Kritik dan Keterbatasan Behaviorisme
Seiring waktu, behaviorisme mendapat banyak kritik, terutama karena dianggap terlalu menyederhanakan perilaku manusia yang kompleks hanya sebagai hasil stimulus dan respons semata. Pendekatan ini dianggap mengabaikan proses mental internal seperti pikiran, motivasi, dan emosi, yang jelas berperan penting dalam perilaku manusia. Kemunculan psikologi kognitif di pertengahan abad ke-20 sebagian besar lahir sebagai koreksi atas keterbatasan ini, mencoba kembali membahas proses berpikir yang sempat diabaikan behaviorisme.

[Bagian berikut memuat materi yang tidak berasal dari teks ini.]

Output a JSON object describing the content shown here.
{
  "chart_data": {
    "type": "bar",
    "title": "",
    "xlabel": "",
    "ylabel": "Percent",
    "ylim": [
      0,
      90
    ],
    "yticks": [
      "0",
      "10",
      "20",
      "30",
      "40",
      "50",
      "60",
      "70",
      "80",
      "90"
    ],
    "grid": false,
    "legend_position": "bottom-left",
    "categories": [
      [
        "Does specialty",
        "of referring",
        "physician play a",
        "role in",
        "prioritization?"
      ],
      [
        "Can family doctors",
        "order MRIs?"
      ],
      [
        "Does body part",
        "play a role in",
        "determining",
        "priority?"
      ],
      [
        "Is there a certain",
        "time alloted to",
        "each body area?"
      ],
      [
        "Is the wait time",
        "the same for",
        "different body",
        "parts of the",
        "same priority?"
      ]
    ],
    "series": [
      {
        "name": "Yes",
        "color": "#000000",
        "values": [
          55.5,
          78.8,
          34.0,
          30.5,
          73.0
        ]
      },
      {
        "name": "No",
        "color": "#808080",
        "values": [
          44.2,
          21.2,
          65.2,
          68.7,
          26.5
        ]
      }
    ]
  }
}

Warisan Behaviorisme di Kehidupan Sehari-hari
Meski sudah tidak lagi mendominasi psikologi modern, prinsip-prinsip behaviorisme tetap dipakai luas hingga sekarang. Sistem reward pada aplikasi belajar, program modifikasi perilaku pada anak, pelatihan hewan, hingga desain notifikasi media sosial yang dirancang membuat penggunanya terus kembali, semuanya memanfaatkan prinsip dasar kondisioning yang dirumuskan lebih dari satu abad lalu.
Kalau sebagian besar kebiasaan kita ternyata hasil kondisioning yang berulang, seberapa banyak dari kebiasaan kita sekarang sebenarnya sengaja "dirancang" oleh sistem di sekitar kita?